Don’t just eat lots of plants…eat a broad range of plants. First, nutritionists instructed us to eat lots of vegetables…then they told us to eat a “rainbow” of different vegetables—vegetables of different colors tend to contain different healthful phytonutrients. Now it turns out that even eating that rainbow of vegetables doesn’t necessarily provide our gut with everything it needs to thrive. Rather than focus exclusively on vegetables, strive to eat many different types of plant-based foods. The ideal daily diet for the gut includes foods from each of six different plant groups—vegetables, fruits, whole grains, legumes, nuts/seeds and herbs/spices. We now know that consuming this range of plants fosters different types of beneficial bacteria in the gut, and that diversity of bacteria is a crucial component of good gut health. In fact, research conducted at Norway’s University of Bergen has linked eating a wide range of different types of plants to longer lifespans.

Workouts work for your microbiome. Exercise can improve the composition and production of beneficial bacteria in your gut, according to multiple studies, including one by researchers at France’s Université Paris-Saclay. One theory is that energetic activity might help food progress through the gastrointestinal tract. But: More exercise isn’t always better for gut health—the French study also found that regularly engaging in extremely intense or extended exercise regimens can increase intestinal wall permeability, potentially allowing pathogens to enter the bloodstream—a problem that’s sometimes called leaky gut. We all get a slightly leaky gut from time to time, such as when we are stressed, but once you take away the stressor, it resolves with little or no detriment. Leaky gut is likely to be an issue only for people who push their bodies through extremely challenging workouts, such as triathlon training, so this potential risk shouldn’t stop anyone from doing a standard exercise regime. But if you have a sensitive gut, stick to low- and moderate-intensity workouts.

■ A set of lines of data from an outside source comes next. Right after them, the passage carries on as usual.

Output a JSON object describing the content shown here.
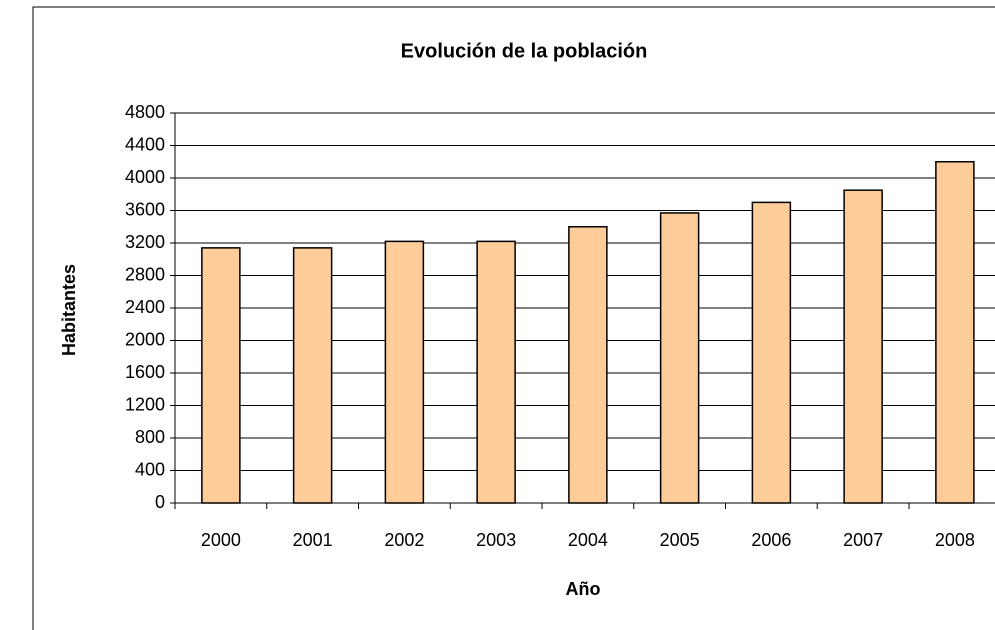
{
  "chart_data": {
    "type": "bar",
    "title": "Evolución de la población",
    "x_label": "Año",
    "y_label": "Habitantes",
    "categories": [
      "2000",
      "2001",
      "2002",
      "2003",
      "2004",
      "2005",
      "2006",
      "2007",
      "2008"
    ],
    "values": [
      3140,
      3140,
      3220,
      3220,
      3400,
      3570,
      3700,
      3850,
      4200
    ],
    "color": "#fdcc99",
    "ylim": [
      0,
      4800
    ],
    "yticks": [
      0,
      400,
      800,
      1200,
      1600,
      2000,
      2400,
      2800,
      3200,
      3600,
      4000,
      4400,
      4800
    ],
    "grid": true
  }
}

Give your gut what it wants, and you can eat what you want. You might have heard that consuming red meat, heavily processed foods, sugary foods and fried foods are bad for the microbiome. That’s somewhat true…but consuming such foods is likely to cause significant gut issues only when you eat so much that you crowd out the beneficial foods the microbiome needs. If your diet is largely healthy and includes the wide range of plant-based foods cited above, then indulging in unhealthful foods such as red meat and sugary treats now and then is not likely to do very much harm—in fact, sugar, for example, is absorbed very high up your gut and therefore doesn’t actually come into contact with most of your gut microbes.

Chew food thoroughly. The foods you choose aren’t the only way that your eating habits affect your microbiome. Chewing food not only physically breaks it down, it also gives the food greater exposure to the digestive enzymes in saliva. Example: One study by researchers at Purdue University found that chewing nuts 40 times as opposed to just 10 times substantially increases the nutritional benefits. Not every food requires as much chewing to break down as nuts, of course, but it is worth taking the time to chew foods until they are very broken down, and that may take 20 to 30 chews.

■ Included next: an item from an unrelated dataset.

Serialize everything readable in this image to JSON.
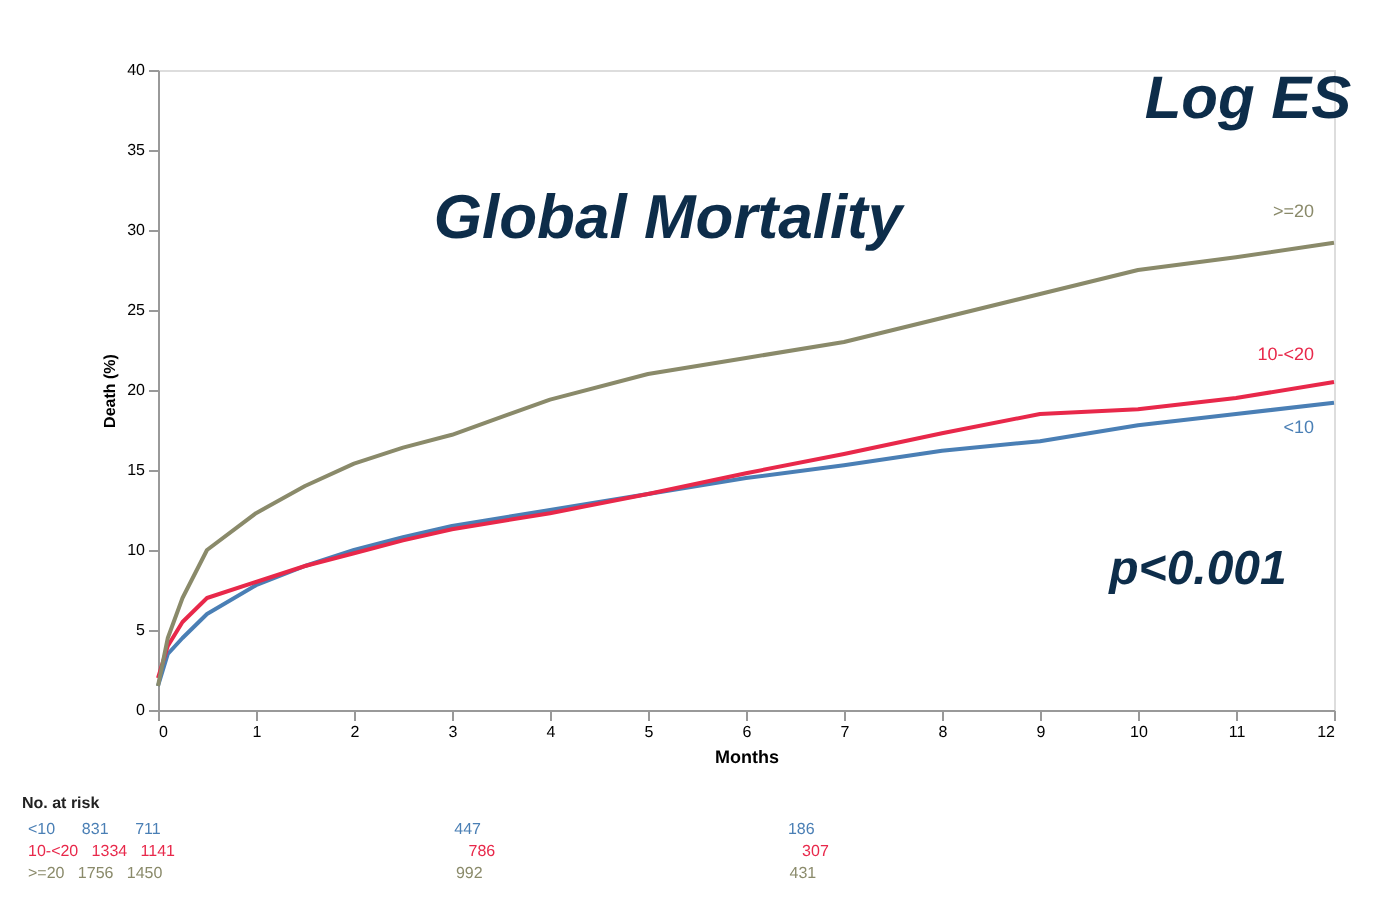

It might be better to skip the late-night snack. Intermittent fasting—not eating for an extended time during the course of a day—has been linked to numerous health benefits, including weight loss and reduced inflammation. Even better: It might benefit gut health, in particular by giving the gut lining time to repair itself. You don’t have to skip meals to take advantage of the benefits of intermittent fasting—there is no evidence that extending these intermittent fasts beyond 12 hours is helpful. Best: Don’t eat between dinner in the evening and breakfast the next morning, and you’ve given your gut all the rest it needs.